Desde que el hombre es homo sapiens y vagaba pensando por las
paradisíacas playas griegas, el aire suele representar la esencia del alma.
Eolo, el dios del viento, es quien remueve ese espíritu y lo dirige como
quiere.
Hay vientos a favor que traen aire fresco, renovación,
incluso alegres y revitalizantes brisas. Como el recuerdo de un atardecer
frente al mar en el que dejamos que el peine invisible más eficiente del mundo
nos renueve las ideas, nos cargue de energía y nos despeine. El viento siempre
es libre y caprichoso como el Levante o el Cierzo. Saltamos viento para conocer
lugares ignotos, casi vírgenes, parajes inexplorados de nuestro propio ser.
Hay vientos gélidos que nos dejan sin respiración, vientos
terrales que nos obligan a poner los pies en la realidad y nos reubican en el
norte de nuestra vida, afirmando el viento. Como cuando sorteamos nuestras
dudas y miedos descubriendo que, pese a todo, seguimos el rumbo.

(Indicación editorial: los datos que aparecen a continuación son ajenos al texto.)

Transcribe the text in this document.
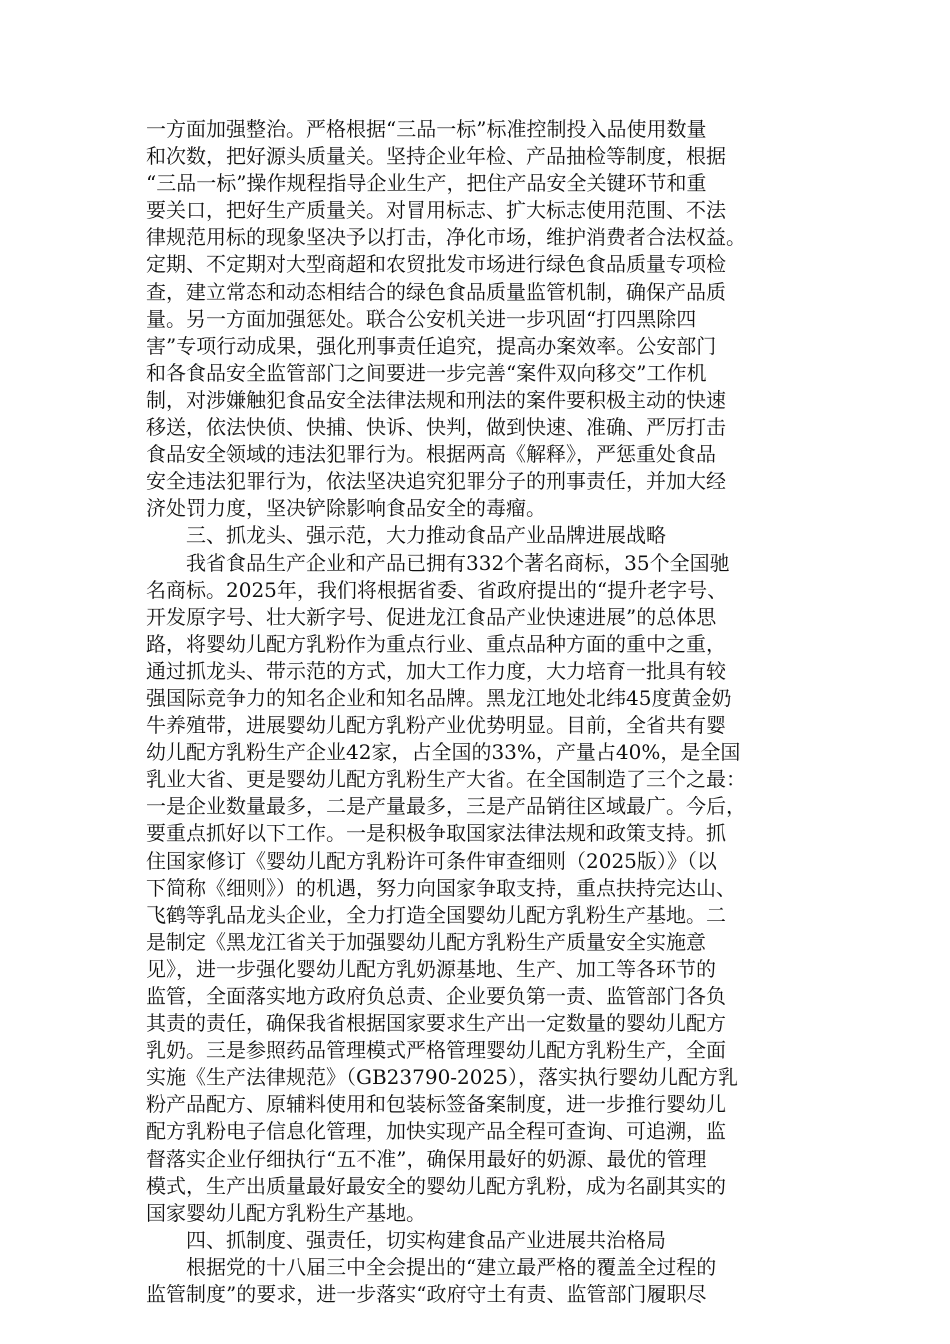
一方面加强整治。严格根据“三品一标”标准控制投入品使用数量
和次数，把好源头质量关。坚持企业年检、产品抽检等制度，根据
“三品一标”操作规程指导企业生产，把住产品安全关键环节和重
要关口，把好生产质量关。对冒用标志、扩大标志使用范围、不法
律规范用标的现象坚决予以打击，净化市场，维护消费者合法权益。
定期、不定期对大型商超和农贸批发市场进行绿色食品质量专项检
查，建立常态和动态相结合的绿色食品质量监管机制，确保产品质
量。另一方面加强惩处。联合公安机关进一步巩固“打四黑除四
害”专项行动成果，强化刑事责任追究，提高办案效率。公安部门
和各食品安全监管部门之间要进一步完善“案件双向移交”工作机
制，对涉嫌触犯食品安全法律法规和刑法的案件要积极主动的快速
移送，依法快侦、快捕、快诉、快判，做到快速、准确、严厉打击
食品安全领域的违法犯罪行为。根据两高《解释》，严惩重处食品
安全违法犯罪行为，依法坚决追究犯罪分子的刑事责任，并加大经
济处罚力度，坚决铲除影响食品安全的毒瘤。
三、抓龙头、强示范，大力推动食品产业品牌进展战略
我省食品生产企业和产品已拥有332个著名商标，35个全国驰
名商标。2025年，我们将根据省委、省政府提出的“提升老字号、
开发原字号、壮大新字号、促进龙江食品产业快速进展”的总体思
路，将婴幼儿配方乳粉作为重点行业、重点品种方面的重中之重，
通过抓龙头、带示范的方式，加大工作力度，大力培育一批具有较
强国际竞争力的知名企业和知名品牌。黑龙江地处北纬45度黄金奶
牛养殖带，进展婴幼儿配方乳粉产业优势明显。目前，全省共有婴
幼儿配方乳粉生产企业42家，占全国的33%，产量占40%，是全国
乳业大省、更是婴幼儿配方乳粉生产大省。在全国制造了三个之最：
一是企业数量最多，二是产量最多，三是产品销往区域最广。今后，
要重点抓好以下工作。一是积极争取国家法律法规和政策支持。抓
住国家修订《婴幼儿配方乳粉许可条件审查细则（2025版）》（以
下简称《细则》）的机遇，努力向国家争取支持，重点扶持完达山、
飞鹤等乳品龙头企业，全力打造全国婴幼儿配方乳粉生产基地。二
是制定《黑龙江省关于加强婴幼儿配方乳粉生产质量安全实施意
见》，进一步强化婴幼儿配方乳奶源基地、生产、加工等各环节的
监管，全面落实地方政府负总责、企业要负第一责、监管部门各负
其责的责任，确保我省根据国家要求生产出一定数量的婴幼儿配方
乳奶。三是参照药品管理模式严格管理婴幼儿配方乳粉生产，全面
实施《生产法律规范》（GB23790-2025），落实执行婴幼儿配方乳
粉产品配方、原辅料使用和包装标签备案制度，进一步推行婴幼儿
配方乳粉电子信息化管理，加快实现产品全程可查询、可追溯，监
督落实企业仔细执行“五不准”，确保用最好的奶源、最优的管理
模式，生产出质量最好最安全的婴幼儿配方乳粉，成为名副其实的
国家婴幼儿配方乳粉生产基地。
四、抓制度、强责任，切实构建食品产业进展共治格局
根据党的十八届三中全会提出的“建立最严格的覆盖全过程的
监管制度”的要求，进一步落实“政府守土有责、监管部门履职尽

Nos gusta afirmar a los cuatro vientos quienes somos para que
nos conozcan y bebemos los vientos por amores imposibles, pasiones
inconfesables o, incluso, por llegar a ese puerto ansiado de estabilidad y
abundancia que es perfecto para nuestra embarcación, después de dirigirla a
través de mil mareas.
Luchamos contra viento y marea frente a las tempestades que
salen a nuestro paso en forma de preocupaciones, pérdidas, fracasos o
frustraciones. Porque cuando corren malos vientos lo mejor que podemos hacer es
saltarlos para picar vientos de bonanza dando viento fresco a la ira, el miedo
o la desesperación.
En marinería es importante atar cabos después de llegar a
buen puerto guiados por sanadores vientos alisios que nos permitan picar viento
y llegar con tino a esa Ítaca particular que reside en nosotros mismos y se
llama vida. Lo importante es la travesía, el rumbo ya lo ponemos nosotros.